Epidural doğum, halk arasında “prenses doğum” olarak adlandırılan, doğum sancısını büyük ölçüde azaltan ve anneye daha konforlu bir doğum deneyimi sunan özel bir doğum yöntemidir. Bu yöntemde uygulanan epidural anestezi, doğum eylemi sırasında, ister normal doğum ister sezaryen olsun, bel bölgesinden verilen ilaçlarla ağrı duyusunun azaltılmasını veya tamamen ortadan kaldırılmasını sağlar. Böylece anne, bilinci açık bir şekilde süreci takip ederken, şiddetli ağrı hissi yaşamadan doğum yapma imkânına kavuşur.

Epidural anestezi sırasında, bel bölgesindeki epidural aralığa ince bir kateter yerleştirilir ve bu kateter üzerinden verilen ilaçlar, ağrı iletimini sağlayan sinir yollarını geçici olarak bloke eder. Anne rahim kasılmalarını ve bebeğin doğum kanalında ilerlemesini baskı ya da hafif bir gerilme şeklinde hissedebilir, ancak klasik doğum sancısı seviyesinde bir ağrı genellikle oluşmaz. Bu nedenle epidural anestezi ile gerçekleştirilen doğumlar, hem ağrı kontrolü hem de annenin aktif katılımını mümkün kılması açısından “prenses doğum” olarak da ifade edilmektedir.
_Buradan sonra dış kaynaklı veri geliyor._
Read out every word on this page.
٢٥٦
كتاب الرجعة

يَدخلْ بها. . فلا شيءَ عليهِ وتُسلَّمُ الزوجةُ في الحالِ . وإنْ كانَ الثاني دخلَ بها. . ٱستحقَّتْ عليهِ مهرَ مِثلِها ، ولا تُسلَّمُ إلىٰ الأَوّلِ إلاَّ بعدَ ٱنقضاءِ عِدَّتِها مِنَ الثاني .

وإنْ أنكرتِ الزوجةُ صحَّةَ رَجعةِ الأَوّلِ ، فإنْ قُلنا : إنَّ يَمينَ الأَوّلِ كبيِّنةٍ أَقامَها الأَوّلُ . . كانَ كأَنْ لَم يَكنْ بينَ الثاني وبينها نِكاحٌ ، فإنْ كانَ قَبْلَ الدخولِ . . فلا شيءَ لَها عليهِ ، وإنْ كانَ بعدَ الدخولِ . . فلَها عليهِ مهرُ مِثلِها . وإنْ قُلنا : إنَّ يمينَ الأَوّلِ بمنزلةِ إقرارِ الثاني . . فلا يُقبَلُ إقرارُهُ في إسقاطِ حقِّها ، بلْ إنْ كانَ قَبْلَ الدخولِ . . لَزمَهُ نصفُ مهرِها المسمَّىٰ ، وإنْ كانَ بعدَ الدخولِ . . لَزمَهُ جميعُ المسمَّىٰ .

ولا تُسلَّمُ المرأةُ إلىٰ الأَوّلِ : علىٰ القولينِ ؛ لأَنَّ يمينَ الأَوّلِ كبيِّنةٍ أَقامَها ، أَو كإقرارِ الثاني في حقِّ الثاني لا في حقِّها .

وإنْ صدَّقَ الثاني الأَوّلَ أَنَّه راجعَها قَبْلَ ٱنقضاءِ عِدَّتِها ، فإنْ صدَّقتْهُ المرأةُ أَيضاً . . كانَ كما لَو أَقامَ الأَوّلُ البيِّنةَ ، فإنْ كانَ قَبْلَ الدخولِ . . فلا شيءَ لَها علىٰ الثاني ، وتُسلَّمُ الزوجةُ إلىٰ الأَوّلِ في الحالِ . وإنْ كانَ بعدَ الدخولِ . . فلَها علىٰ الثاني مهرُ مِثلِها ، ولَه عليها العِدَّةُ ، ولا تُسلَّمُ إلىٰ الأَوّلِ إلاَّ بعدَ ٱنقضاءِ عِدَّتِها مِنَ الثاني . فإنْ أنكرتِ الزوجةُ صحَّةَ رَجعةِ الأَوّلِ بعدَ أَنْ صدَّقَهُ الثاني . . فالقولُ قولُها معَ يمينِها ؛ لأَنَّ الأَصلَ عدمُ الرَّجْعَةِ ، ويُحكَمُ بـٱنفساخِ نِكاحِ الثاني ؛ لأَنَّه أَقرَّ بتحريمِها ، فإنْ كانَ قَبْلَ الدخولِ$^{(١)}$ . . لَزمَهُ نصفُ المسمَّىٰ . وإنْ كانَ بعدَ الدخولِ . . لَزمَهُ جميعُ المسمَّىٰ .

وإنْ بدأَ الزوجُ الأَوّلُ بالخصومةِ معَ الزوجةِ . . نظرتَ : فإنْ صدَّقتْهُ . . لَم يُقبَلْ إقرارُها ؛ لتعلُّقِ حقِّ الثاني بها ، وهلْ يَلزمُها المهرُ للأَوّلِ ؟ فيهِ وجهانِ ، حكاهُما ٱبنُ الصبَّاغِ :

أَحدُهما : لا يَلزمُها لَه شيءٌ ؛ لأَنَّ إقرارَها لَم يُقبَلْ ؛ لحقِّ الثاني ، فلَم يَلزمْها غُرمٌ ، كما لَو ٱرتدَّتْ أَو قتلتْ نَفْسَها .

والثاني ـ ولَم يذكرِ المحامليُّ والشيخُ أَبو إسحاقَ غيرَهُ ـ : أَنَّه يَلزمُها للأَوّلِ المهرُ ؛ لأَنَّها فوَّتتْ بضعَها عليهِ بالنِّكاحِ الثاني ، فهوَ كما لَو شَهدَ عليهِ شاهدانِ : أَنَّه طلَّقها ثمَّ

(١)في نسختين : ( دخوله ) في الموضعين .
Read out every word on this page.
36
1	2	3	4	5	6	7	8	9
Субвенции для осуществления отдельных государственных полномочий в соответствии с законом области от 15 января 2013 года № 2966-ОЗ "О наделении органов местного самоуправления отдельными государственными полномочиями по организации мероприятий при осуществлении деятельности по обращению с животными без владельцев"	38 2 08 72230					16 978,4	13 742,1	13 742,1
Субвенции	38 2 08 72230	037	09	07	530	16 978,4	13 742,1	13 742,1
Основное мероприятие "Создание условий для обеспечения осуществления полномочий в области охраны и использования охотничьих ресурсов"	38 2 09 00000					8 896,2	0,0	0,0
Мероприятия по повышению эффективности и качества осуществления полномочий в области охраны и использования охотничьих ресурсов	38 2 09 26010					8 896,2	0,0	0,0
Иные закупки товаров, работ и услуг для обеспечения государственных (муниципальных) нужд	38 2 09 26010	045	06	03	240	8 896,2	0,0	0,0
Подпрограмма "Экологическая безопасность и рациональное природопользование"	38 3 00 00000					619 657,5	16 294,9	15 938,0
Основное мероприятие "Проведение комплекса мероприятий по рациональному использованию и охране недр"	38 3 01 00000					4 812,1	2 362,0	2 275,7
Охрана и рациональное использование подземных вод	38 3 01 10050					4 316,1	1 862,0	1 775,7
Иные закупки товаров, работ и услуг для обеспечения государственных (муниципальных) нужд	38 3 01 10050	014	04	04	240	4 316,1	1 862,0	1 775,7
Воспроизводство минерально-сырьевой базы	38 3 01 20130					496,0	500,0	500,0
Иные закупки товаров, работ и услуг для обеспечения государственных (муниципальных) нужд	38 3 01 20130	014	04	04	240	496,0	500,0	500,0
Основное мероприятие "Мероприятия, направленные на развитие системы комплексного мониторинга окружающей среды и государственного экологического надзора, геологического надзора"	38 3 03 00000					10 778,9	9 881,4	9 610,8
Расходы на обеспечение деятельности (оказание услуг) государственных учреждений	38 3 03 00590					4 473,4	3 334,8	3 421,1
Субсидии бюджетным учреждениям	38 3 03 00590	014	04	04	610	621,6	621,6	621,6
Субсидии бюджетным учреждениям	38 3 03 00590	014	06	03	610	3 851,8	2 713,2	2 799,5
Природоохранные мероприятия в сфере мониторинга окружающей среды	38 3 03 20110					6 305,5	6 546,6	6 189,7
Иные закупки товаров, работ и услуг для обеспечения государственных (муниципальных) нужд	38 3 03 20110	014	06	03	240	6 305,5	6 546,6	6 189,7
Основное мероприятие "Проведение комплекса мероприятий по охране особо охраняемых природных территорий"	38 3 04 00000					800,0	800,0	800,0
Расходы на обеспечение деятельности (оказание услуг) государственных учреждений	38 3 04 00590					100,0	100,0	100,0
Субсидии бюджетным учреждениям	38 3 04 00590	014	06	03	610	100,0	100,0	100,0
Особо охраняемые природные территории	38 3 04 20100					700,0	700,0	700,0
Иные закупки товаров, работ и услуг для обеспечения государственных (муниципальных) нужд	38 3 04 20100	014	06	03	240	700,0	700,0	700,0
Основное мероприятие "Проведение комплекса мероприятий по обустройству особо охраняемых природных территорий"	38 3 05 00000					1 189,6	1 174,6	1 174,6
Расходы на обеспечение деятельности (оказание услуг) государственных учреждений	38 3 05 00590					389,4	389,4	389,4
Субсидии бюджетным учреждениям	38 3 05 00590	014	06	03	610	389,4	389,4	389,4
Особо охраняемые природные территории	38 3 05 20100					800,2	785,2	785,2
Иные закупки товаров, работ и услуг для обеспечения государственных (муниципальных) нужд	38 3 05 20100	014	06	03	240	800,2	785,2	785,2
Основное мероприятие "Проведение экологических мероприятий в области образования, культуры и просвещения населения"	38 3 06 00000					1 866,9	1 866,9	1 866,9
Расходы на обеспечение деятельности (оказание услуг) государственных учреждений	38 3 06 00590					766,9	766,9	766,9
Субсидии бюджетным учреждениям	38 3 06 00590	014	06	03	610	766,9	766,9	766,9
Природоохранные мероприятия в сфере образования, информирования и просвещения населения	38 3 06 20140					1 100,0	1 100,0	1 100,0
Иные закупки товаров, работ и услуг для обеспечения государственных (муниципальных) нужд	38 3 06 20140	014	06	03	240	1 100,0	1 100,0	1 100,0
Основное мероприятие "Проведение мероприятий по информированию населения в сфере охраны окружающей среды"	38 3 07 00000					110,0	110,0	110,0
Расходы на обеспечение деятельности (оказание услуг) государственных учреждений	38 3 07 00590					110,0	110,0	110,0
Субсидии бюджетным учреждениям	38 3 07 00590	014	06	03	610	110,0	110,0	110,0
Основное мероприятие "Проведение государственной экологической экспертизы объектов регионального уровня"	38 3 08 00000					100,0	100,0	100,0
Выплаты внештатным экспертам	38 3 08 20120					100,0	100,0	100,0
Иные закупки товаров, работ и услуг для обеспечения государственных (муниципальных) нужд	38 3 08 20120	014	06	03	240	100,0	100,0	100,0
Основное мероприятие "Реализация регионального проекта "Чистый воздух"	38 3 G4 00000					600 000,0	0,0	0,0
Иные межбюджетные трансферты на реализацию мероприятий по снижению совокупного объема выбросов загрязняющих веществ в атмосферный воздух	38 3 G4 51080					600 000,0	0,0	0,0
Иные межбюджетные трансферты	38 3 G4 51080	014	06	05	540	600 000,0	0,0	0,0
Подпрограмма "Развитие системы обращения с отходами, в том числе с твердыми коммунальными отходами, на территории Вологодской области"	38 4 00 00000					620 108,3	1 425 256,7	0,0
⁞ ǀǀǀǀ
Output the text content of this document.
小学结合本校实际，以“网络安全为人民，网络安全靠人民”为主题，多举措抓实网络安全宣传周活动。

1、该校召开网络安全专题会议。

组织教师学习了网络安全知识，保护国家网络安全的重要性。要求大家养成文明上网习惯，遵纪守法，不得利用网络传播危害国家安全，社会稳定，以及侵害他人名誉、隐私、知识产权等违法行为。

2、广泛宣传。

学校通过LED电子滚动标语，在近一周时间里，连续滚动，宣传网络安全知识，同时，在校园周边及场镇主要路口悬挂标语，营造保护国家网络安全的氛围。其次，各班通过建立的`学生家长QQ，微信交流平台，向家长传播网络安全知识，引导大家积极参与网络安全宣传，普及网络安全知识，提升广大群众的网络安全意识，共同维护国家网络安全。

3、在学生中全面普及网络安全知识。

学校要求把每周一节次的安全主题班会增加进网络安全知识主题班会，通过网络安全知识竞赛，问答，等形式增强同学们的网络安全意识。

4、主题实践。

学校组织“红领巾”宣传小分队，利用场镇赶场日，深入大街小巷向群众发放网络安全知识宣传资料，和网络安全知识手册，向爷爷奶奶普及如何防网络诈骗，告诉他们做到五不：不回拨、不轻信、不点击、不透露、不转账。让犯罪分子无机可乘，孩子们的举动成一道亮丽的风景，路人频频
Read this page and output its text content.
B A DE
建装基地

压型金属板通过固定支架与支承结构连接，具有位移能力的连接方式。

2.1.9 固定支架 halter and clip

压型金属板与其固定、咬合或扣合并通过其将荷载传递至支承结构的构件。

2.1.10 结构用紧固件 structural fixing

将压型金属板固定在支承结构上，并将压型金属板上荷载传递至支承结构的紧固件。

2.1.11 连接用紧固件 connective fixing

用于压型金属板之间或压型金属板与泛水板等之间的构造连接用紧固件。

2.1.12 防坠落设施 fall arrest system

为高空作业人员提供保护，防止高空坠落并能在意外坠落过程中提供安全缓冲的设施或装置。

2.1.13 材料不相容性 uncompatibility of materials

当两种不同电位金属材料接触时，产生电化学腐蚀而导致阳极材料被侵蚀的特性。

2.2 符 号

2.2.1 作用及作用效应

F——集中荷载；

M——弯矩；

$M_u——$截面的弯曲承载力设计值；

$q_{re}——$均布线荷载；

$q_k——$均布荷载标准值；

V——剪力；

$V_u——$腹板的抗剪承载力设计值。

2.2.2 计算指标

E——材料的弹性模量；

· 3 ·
Doğum sürecinin hem anne hem de bebek açısından güvenli, kontrollü ve mümkün olduğunca konforlu ilerlemesi için epidural doğum seçeneğinin gebeliğin ilerleyen haftalarında kadın doğum uzmanı ve anestezi ekibi ile birlikte değerlendirilmesi önemlidir. Siz de prenses doğum (epidural doğum) hakkında detaylı bilgi almak, sizin için uygun olup olmadığını öğrenmek ve doğum planınızı uzman eşliğinde güvenle oluşturmak istiyorsanız, Op. Dr. İrem Yengel ile iletişime geçebilirsiniz.

Prenses Doğum (Epidural Doğum) Nedir ?

Prenses doğum, tıpta “epidural doğum” olarak adlandırılan ve doğum sancısını büyük ölçüde azaltmayı hedefleyen konforlu bir doğum yöntemidir. Bu yöntemde uygulanan epidural anestezi, doğum eylemi sırasında, ister normal doğum ister sezaryen olsun, bel bölgesindeki sinirlerin ağrı iletimini geçici olarak azaltır. Böylece anne adayı bilinci tamamen açıkken, bebeğinin doğumuna eşlik eder ancak klasik doğum sancılarını ya hiç hissetmez ya da çok daha hafif düzeyde hisseder. Ağrısız ya da minimum ağrılı doğum imkânı sunduğu için, epidural anestezi ile gerçekleştirilen doğumlar halk arasında “prenses doğum” olarak da anılmaktadır.

epidural dogum nedir

Prenses Doğum (Epidural Doğum) Nasıl Olur?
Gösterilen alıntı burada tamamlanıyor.